An Intensive Specialty Hospital staff member sanitizes the soles of her shoes before leaving the boundaries of a COVID-19 ward.

Image courtesy of Intensive Specialty Hospital

Intensive Specialty Hospital (ISH), Shreveport, La., is a community-focused, long-term acute-care hospital serving northwest Louisiana. 

As news of COVID-19 spread around the world in late 2019 and early 2020, the hospital began looking at its day-to-day operations to find practical ways to keep its patients and staff safe. The hospital’s efforts in looking for solutions and early preparation for what would become a global pandemic paid off. 

Throughout the first wave of the pandemic, ISH treated among the highest number of coronavirus patients in the state. Despite that caseload, as of July 2020 — prior to vaccines being available to health care professionals — there were no instances of the virus spreading among hospital staff or patients.

ISH credits this success to its extensive safety precautions.

In addition to looking for new ways to expand its capability and capacity, the hospital undertook specific actions to procure needed supplies to safely care for the expected surge of COVID-19 patients. Those steps included preventive measures such as purchasing and installing multiple HealthySole PLUS Shoe Sole Sanitizers.

“Before we ever treated our first patient with COVID-19, the ongoing discussion was, ‘How are we going to localize this virus to one certain area of the hospital?’” says Dillon Hart, a dual-licensed nurse practitioner at ISH. “We were looking for novel ways to make our staff, patients, providers and referring hospitals feel comfortable. We wanted things that nobody else had, and we wanted things that we knew would work. HealthySole offered a perfect solution for a hospital that was going to have multiple units and treat multiple patients.”

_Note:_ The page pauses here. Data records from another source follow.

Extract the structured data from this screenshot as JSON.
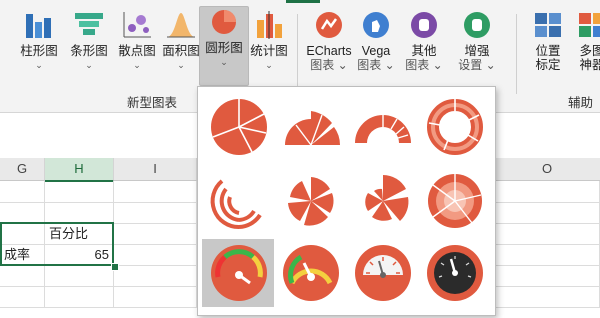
{
  "ribbon": {
    "buttons": [
      {
        "line1": "柱形图",
        "line2": "⌄"
      },
      {
        "line1": "条形图",
        "line2": "⌄"
      },
      {
        "line1": "散点图",
        "line2": "⌄"
      },
      {
        "line1": "面积图",
        "line2": "⌄"
      },
      {
        "line1": "圆形图",
        "line2": "⌄"
      },
      {
        "line1": "统计图",
        "line2": "⌄"
      },
      {
        "line1": "ECharts",
        "line2": "图表 ⌄"
      },
      {
        "line1": "Vega",
        "line2": "图表 ⌄"
      },
      {
        "line1": "其他",
        "line2": "图表 ⌄"
      },
      {
        "line1": "增强",
        "line2": "设置 ⌄"
      },
      {
        "line1": "位置",
        "line2": "标定"
      },
      {
        "line1": "多图",
        "line2": "神器"
      }
    ],
    "group_label_new": "新型图表",
    "group_label_aux": "辅助"
  },
  "sheet": {
    "columns": [
      "G",
      "H",
      "I",
      "O"
    ],
    "header_cell": "百分比",
    "row_label": "成率",
    "row_value": "65"
  },
  "gallery": {
    "items": [
      {
        "icon": "pie-segmented-icon"
      },
      {
        "icon": "fan-pie-icon"
      },
      {
        "icon": "half-donut-icon"
      },
      {
        "icon": "segmented-ring-icon"
      },
      {
        "icon": "radial-bars-icon"
      },
      {
        "icon": "rose-pie-icon"
      },
      {
        "icon": "nightingale-pie-icon"
      },
      {
        "icon": "layered-rose-icon"
      },
      {
        "icon": "gauge-color-bands-icon"
      },
      {
        "icon": "gauge-gradient-icon"
      },
      {
        "icon": "gauge-ticks-icon"
      },
      {
        "icon": "gauge-dark-icon"
      }
    ]
  },
  "colors": {
    "accent": "#e05a3f",
    "excel_green": "#217346",
    "dark": "#2b2b2b"
  }
}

The HealthySole device uses ozone-free ultraviolet C (UVC) light technology to eliminate up to 99.99% of common health care pathogens such as methicillin-resistant Staphylococcus aureus, vancomycin-resistant Enterococci and carbapenem-resistant Enterobacteriaceae — as well as more than 99.7% of coronavirus — from shoe soles in just eight seconds. 

HealthySole makes its units by using proprietary high-output, plasma-stable UVC lamps, which have patented plastic encapsulation technology. This makes them shatter-resistant and self-cleaning. Intertek ETL-listed HealthySole devices also are effective against fungi and bacterial spores that travel on shoe soles, which could lead to the spread of infection via inhalation or horizontal translation from surface and air contamination.

Due to the device’s ease of use and implementation, ISH and its staff were able to seamlessly incorporate HealthySole into their infection prevention and control protocols and routines. The devices were set up at the entrances to all the hospital’s COVID-19 wards and provided a way to keep pathogens from being tracked into and out of a COVID-19 ward to the rest of the hospital. While this product was being used, the hospital had no patients contract COVID-19 while in their facility.

“Due to the number of safety measures that we put in place, including our HealthySole units, we have had a very positive success rate in treating COVID-19 patients here within our facilities,” says Shawn Reed, ISH’s director of business development. “The units would be a great benefit to any health care facility that wants to increase its infection control needs. They are easy to use, completely hands-free and they use no chemicals.”

For ISH, the HealthySole units also provided peace of mind for staff members because they were another layer of protection that decreased the risk that they would bring the virus home to their loved ones. This is one way the hospital is actively working to stop community spread. 

“It offers such immense peace of mind,” Hart says of the units. “I have a small child and a wife who works in health care. Knowing when you leave the hospital that you are able to use the HealthySole unit one more time as part of your defense to get home healthy has meant a lot.”